Along the years Davis’ road cars included his ABC “Grandpa”, a Bertelli Aston Martin, the 1 1/2-litre Invicta saloon given to him by Invicta’s following his 1931 accident and in recent days his much-loved Austin Healey Sprite, he and his wife Susie being 100% open-car advocates.
I will end by recalling the way Davis is remembered personally. As a boy I was frequently asking racing questions of The Autocar, thrilled to receive replies signed by a real racing driver — those magic initials “S.C.H.D.”; and I remember too how helpful his then-secretary was — she told me how, in his early days, Davis was so dedicated to being with racing cars that he appeared untidily dressed to office colleagues and she once just stopped this whimsical, pipe-smoking Sports Editor from going to some important function wearing only one trousers-spat . . . That was “Casque” of The Autocar, whom we all loved (his riding mechanic in sports-car races was “Caput” — Mr. Head of the editorial staff). I looked out for Sammy on every VCC Brighton Run, regarding him as my personal hero and only last year it was such a pleasure to sit opposite him and Susie at the Brooklands Society’s Re-Union lunch at the old Track.
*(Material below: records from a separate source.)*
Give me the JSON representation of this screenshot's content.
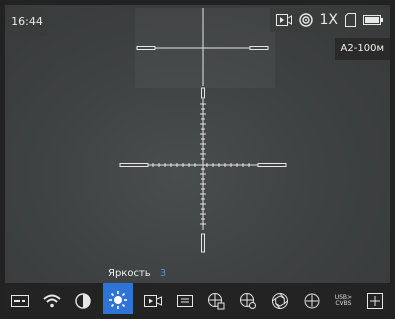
{
  "status": {
    "time": "16:44",
    "zoom": "1X"
  },
  "profile": "A2-100м",
  "brightness": {
    "label": "Яркость",
    "value": "3"
  },
  "toolbar": {
    "items": [
      {
        "id": "image-mode",
        "icon": "image-mode-icon"
      },
      {
        "id": "wifi",
        "icon": "wifi-icon"
      },
      {
        "id": "contrast",
        "icon": "contrast-icon"
      },
      {
        "id": "brightness",
        "icon": "sun-icon",
        "active": true
      },
      {
        "id": "video",
        "icon": "video-record-icon"
      },
      {
        "id": "display",
        "icon": "display-icon"
      },
      {
        "id": "zeroing",
        "icon": "zeroing-icon"
      },
      {
        "id": "calibration",
        "icon": "calibration-icon"
      },
      {
        "id": "shutter",
        "icon": "aperture-icon"
      },
      {
        "id": "reticle",
        "icon": "reticle-icon"
      },
      {
        "id": "cvbs",
        "icon": "usb-cvbs-icon",
        "label": "USB>\nCVBS"
      },
      {
        "id": "more",
        "icon": "plus-box-icon"
      }
    ]
  },
  "colors": {
    "accent": "#2f73d6",
    "value_text": "#4a90e2"
  }
}
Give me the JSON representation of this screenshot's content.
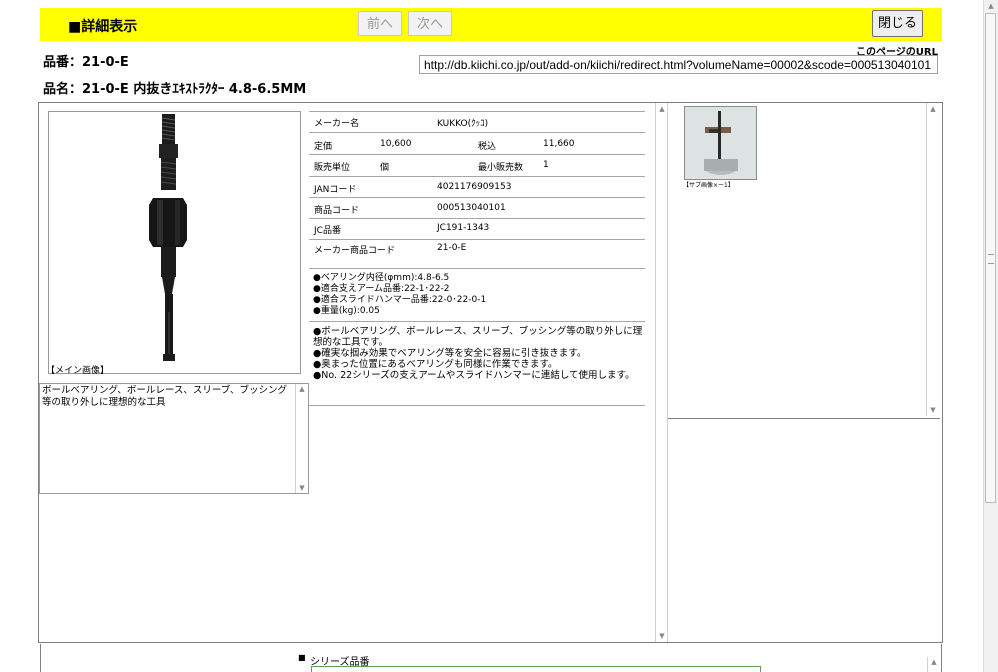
{
  "header": {
    "title": "■詳細表示",
    "prev_label": "前へ",
    "next_label": "次へ",
    "close_label": "閉じる",
    "bar_color": "#ffff00"
  },
  "product": {
    "number_line": "品番：21-0-E",
    "name_line": "品名：21-0-E 内抜きｴｷｽﾄﾗｸﾀｰ 4.8-6.5MM"
  },
  "page_url": {
    "caption": "このページのURL",
    "value": "http://db.kiichi.co.jp/out/add-on/kiichi/redirect.html?volumeName=00002&scode=000513040101"
  },
  "main_image": {
    "caption": "【メイン画像】"
  },
  "short_description": "ボールベアリング、ボールレース、スリーブ、ブッシング等の取り外しに理想的な工具",
  "specs": {
    "maker_label": "メーカー名",
    "maker_value": "KUKKO(ｸｯｺ)",
    "price_label": "定価",
    "price_value": "10,600",
    "tax_label": "税込",
    "tax_value": "11,660",
    "unit_label": "販売単位",
    "unit_value": "個",
    "min_label": "最小販売数",
    "min_value": "1",
    "jan_label": "JANコード",
    "jan_value": "4021176909153",
    "code_label": "商品コード",
    "code_value": "000513040101",
    "jc_label": "JC品番",
    "jc_value": "JC191-1343",
    "maker_code_label": "メーカー商品コード",
    "maker_code_value": "21-0-E"
  },
  "bullets": [
    "●ベアリング内径(φmm):4.8-6.5",
    "●適合支えアーム品番:22-1･22-2",
    "●適合スライドハンマー品番:22-0･22-0-1",
    "●重量(kg):0.05"
  ],
  "features": [
    "●ボールベアリング、ボールレース、スリーブ、ブッシング等の取り外しに理想的な工具です。",
    "●確実な掴み効果でベアリング等を安全に容易に引き抜きます。",
    "●奥まった位置にあるベアリングも同様に作業できます。",
    "●No. 22シリーズの支えアームやスライドハンマーに連結して使用します。"
  ],
  "sub_image": {
    "caption": "【サブ画像×ー1】"
  },
  "series": {
    "caption": "シリーズ品番"
  }
}
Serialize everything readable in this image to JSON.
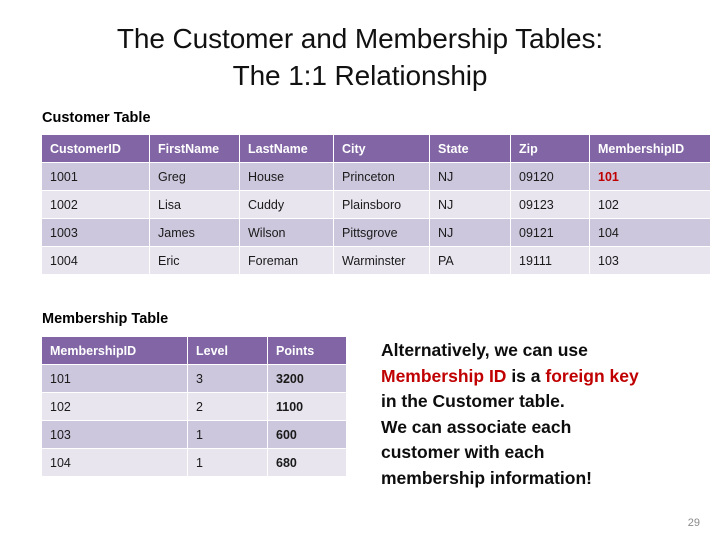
{
  "slide": {
    "title_line_1": "The Customer and Membership Tables:",
    "title_line_2": "The 1:1 Relationship",
    "page_number": "29"
  },
  "colors": {
    "header_purple": "#8165A4",
    "row_odd": "#CCC7DC",
    "row_even": "#E8E5EF",
    "accent_red": "#C00000",
    "background": "#FFFFFF"
  },
  "customer_table": {
    "caption": "Customer Table",
    "columns": [
      "CustomerID",
      "FirstName",
      "LastName",
      "City",
      "State",
      "Zip",
      "MembershipID"
    ],
    "rows": [
      {
        "CustomerID": "1001",
        "FirstName": "Greg",
        "LastName": "House",
        "City": "Princeton",
        "State": "NJ",
        "Zip": "09120",
        "MembershipID": "101"
      },
      {
        "CustomerID": "1002",
        "FirstName": "Lisa",
        "LastName": "Cuddy",
        "City": "Plainsboro",
        "State": "NJ",
        "Zip": "09123",
        "MembershipID": "102"
      },
      {
        "CustomerID": "1003",
        "FirstName": "James",
        "LastName": "Wilson",
        "City": "Pittsgrove",
        "State": "NJ",
        "Zip": "09121",
        "MembershipID": "104"
      },
      {
        "CustomerID": "1004",
        "FirstName": "Eric",
        "LastName": "Foreman",
        "City": "Warminster",
        "State": "PA",
        "Zip": "19111",
        "MembershipID": "103"
      }
    ]
  },
  "membership_table": {
    "caption": "Membership Table",
    "columns": [
      "MembershipID",
      "Level",
      "Points"
    ],
    "rows": [
      {
        "MembershipID": "101",
        "Level": "3",
        "Points": "3200"
      },
      {
        "MembershipID": "102",
        "Level": "2",
        "Points": "1100"
      },
      {
        "MembershipID": "103",
        "Level": "1",
        "Points": "600"
      },
      {
        "MembershipID": "104",
        "Level": "1",
        "Points": "680"
      }
    ]
  },
  "side_note": {
    "line_1": "Alternatively, we can use",
    "line_2_part_1": "Membership ID",
    "line_2_part_2": " is a ",
    "line_2_part_3": "foreign key",
    "line_3": "in the Customer table.",
    "line_4": "We can associate each",
    "line_5": "customer with each",
    "line_6": "membership information!"
  }
}
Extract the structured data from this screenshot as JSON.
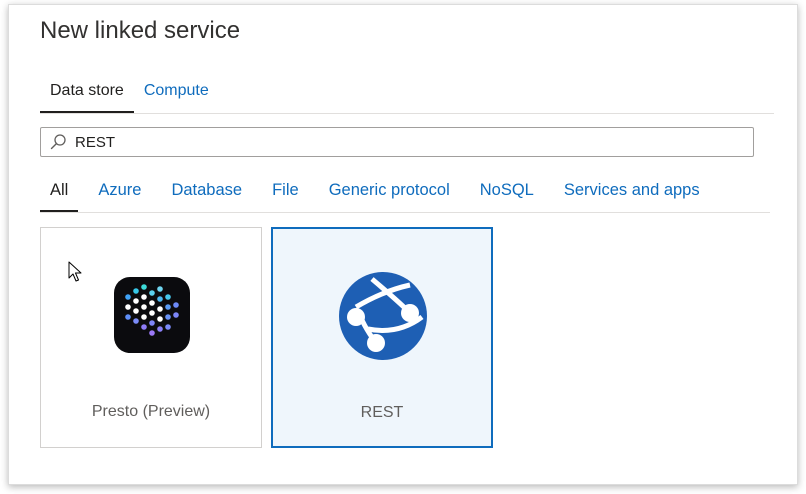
{
  "dialog": {
    "title": "New linked service"
  },
  "tabs": [
    {
      "label": "Data store",
      "active": true
    },
    {
      "label": "Compute",
      "active": false
    }
  ],
  "search": {
    "value": "REST",
    "icon": "search-icon"
  },
  "filters": [
    {
      "label": "All",
      "active": true
    },
    {
      "label": "Azure",
      "active": false
    },
    {
      "label": "Database",
      "active": false
    },
    {
      "label": "File",
      "active": false
    },
    {
      "label": "Generic protocol",
      "active": false
    },
    {
      "label": "NoSQL",
      "active": false
    },
    {
      "label": "Services and apps",
      "active": false
    }
  ],
  "connectors": [
    {
      "label": "Presto (Preview)",
      "icon": "presto-logo-icon",
      "selected": false
    },
    {
      "label": "REST",
      "icon": "rest-globe-icon",
      "selected": true
    }
  ],
  "colors": {
    "accent": "#0f6cbd",
    "selected_card_bg": "#eff6fc",
    "rest_logo": "#1e5fb4"
  }
}
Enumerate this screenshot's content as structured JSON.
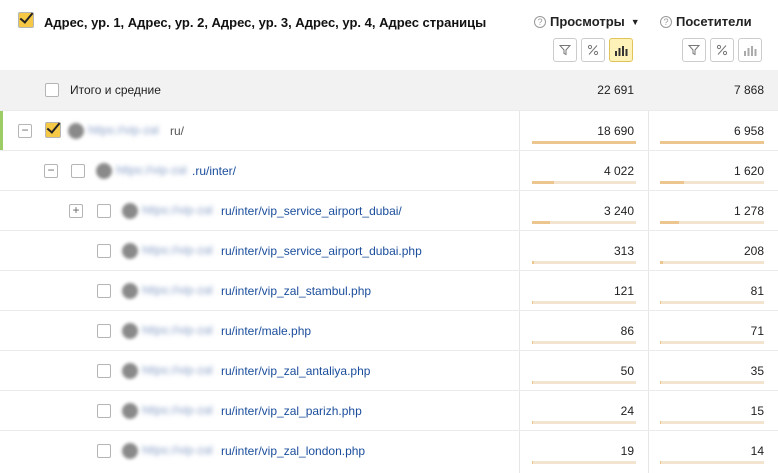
{
  "header": {
    "dimension_title": "Адрес, ур. 1, Адрес, ур. 2, Адрес, ур. 3, Адрес, ур. 4, Адрес страницы",
    "metrics": [
      {
        "label": "Просмотры",
        "sorted": true,
        "sort_arrow": "▼"
      },
      {
        "label": "Посетители",
        "sorted": false
      }
    ],
    "metric_buttons": [
      "filter-icon",
      "percent-icon",
      "bar-chart-icon"
    ]
  },
  "total": {
    "label": "Итого и средние",
    "views": "22 691",
    "visitors": "7 868"
  },
  "rows": [
    {
      "level": 1,
      "toggle": "−",
      "checked": true,
      "url_suffix": "ru/",
      "views": "18 690",
      "visitors": "6 958",
      "views_share": 1.0,
      "visitors_share": 1.0
    },
    {
      "level": 2,
      "toggle": "−",
      "checked": false,
      "url_suffix": ".ru/inter/",
      "views": "4 022",
      "visitors": "1 620",
      "views_share": 0.21,
      "visitors_share": 0.23
    },
    {
      "level": 3,
      "toggle": "+",
      "checked": false,
      "url_suffix": "ru/inter/vip_service_airport_dubai/",
      "views": "3 240",
      "visitors": "1 278",
      "views_share": 0.17,
      "visitors_share": 0.18
    },
    {
      "level": 4,
      "toggle": "",
      "checked": false,
      "url_suffix": "ru/inter/vip_service_airport_dubai.php",
      "views": "313",
      "visitors": "208",
      "views_share": 0.02,
      "visitors_share": 0.03
    },
    {
      "level": 4,
      "toggle": "",
      "checked": false,
      "url_suffix": "ru/inter/vip_zal_stambul.php",
      "views": "121",
      "visitors": "81",
      "views_share": 0.01,
      "visitors_share": 0.01
    },
    {
      "level": 4,
      "toggle": "",
      "checked": false,
      "url_suffix": "ru/inter/male.php",
      "views": "86",
      "visitors": "71",
      "views_share": 0.005,
      "visitors_share": 0.01
    },
    {
      "level": 4,
      "toggle": "",
      "checked": false,
      "url_suffix": "ru/inter/vip_zal_antaliya.php",
      "views": "50",
      "visitors": "35",
      "views_share": 0.003,
      "visitors_share": 0.005
    },
    {
      "level": 4,
      "toggle": "",
      "checked": false,
      "url_suffix": "ru/inter/vip_zal_parizh.php",
      "views": "24",
      "visitors": "15",
      "views_share": 0.001,
      "visitors_share": 0.002
    },
    {
      "level": 4,
      "toggle": "",
      "checked": false,
      "url_suffix": "ru/inter/vip_zal_london.php",
      "views": "19",
      "visitors": "14",
      "views_share": 0.001,
      "visitors_share": 0.002
    }
  ],
  "colors": {
    "accent_green": "#9ccc65",
    "checkbox_yellow": "#f5c945",
    "bar_fill": "#ecc58f",
    "bar_bg": "#f3e4cf",
    "link": "#1a4d9c"
  }
}
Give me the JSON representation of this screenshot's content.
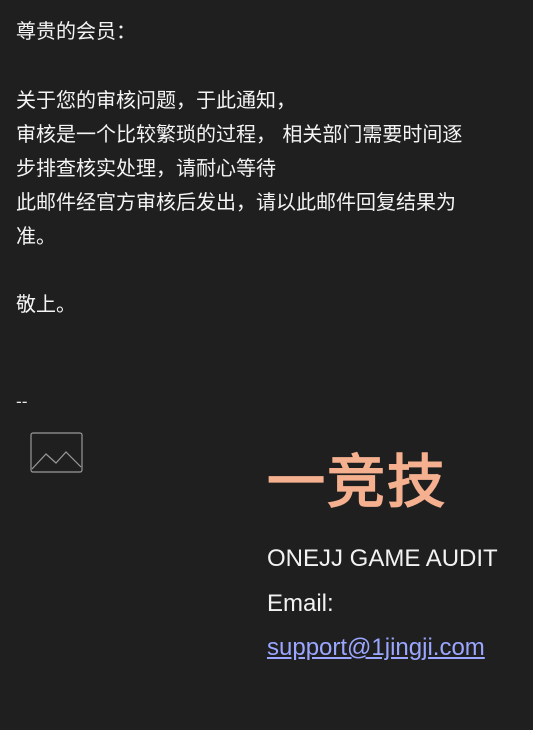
{
  "email": {
    "greeting": "尊贵的会员：",
    "body_lines": [
      "关于您的审核问题，于此通知，",
      "审核是一个比较繁琐的过程， 相关部门需要时间逐",
      "步排查核实处理，请耐心等待",
      "此邮件经官方审核后发出，请以此邮件回复结果为",
      "准。"
    ],
    "closing": "敬上。",
    "signature_separator": "--"
  },
  "signature": {
    "image_icon": "image-placeholder-icon",
    "brand_name": "一竞技",
    "company": "ONEJJ GAME AUDIT",
    "email_label": "Email:",
    "email_address": "support@1jingji.com",
    "brand_color": "#f4b08f",
    "link_color": "#9aa6ff"
  }
}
If I wasn’t myself, I can think of no-one I would rather have been. Sammy Davis was such a great all-rounder — “Bentley Boy”, journalist, rally-driver, writer and friend of so many in our world, with time also for strangers, and he knew the great pioneers, from Gabriel, and Jarrott onwards. Why, in those MCC trials alone he drove McKenzie, ABC, Deemster, Ruston-Hornsby, Palladium, 11 h.p. Riley, Waverley, Wolseley Ten, 12/25 Humber, 3-litre Invicta, Austin 7, and Lagonda, apart from the makes aforementioned, winning many Gold Medals, and before that Davis had driven a Cummicar and I think a Bedelia in Six Days Trials. How fascinating!
We are mourning as many of the old-timers these days, of whom Sammy Davis outlived almost all. His end was tragic, his wife Susan in hospital and a fire starting after his fall, which damaged his flat, a sad end, for a man so active all his days. Yet I am sure S.C.H.D. met even this cruel quirk of fate with a quiet smile and a mythological explanation. — W.B.
[A memorial service for S.C.H. Davis was held on February 25th at St. Paul’s Church, Wilton Place, Knightsbridge at which the address was given by His Grace the Duke of Richmond and Gordon.]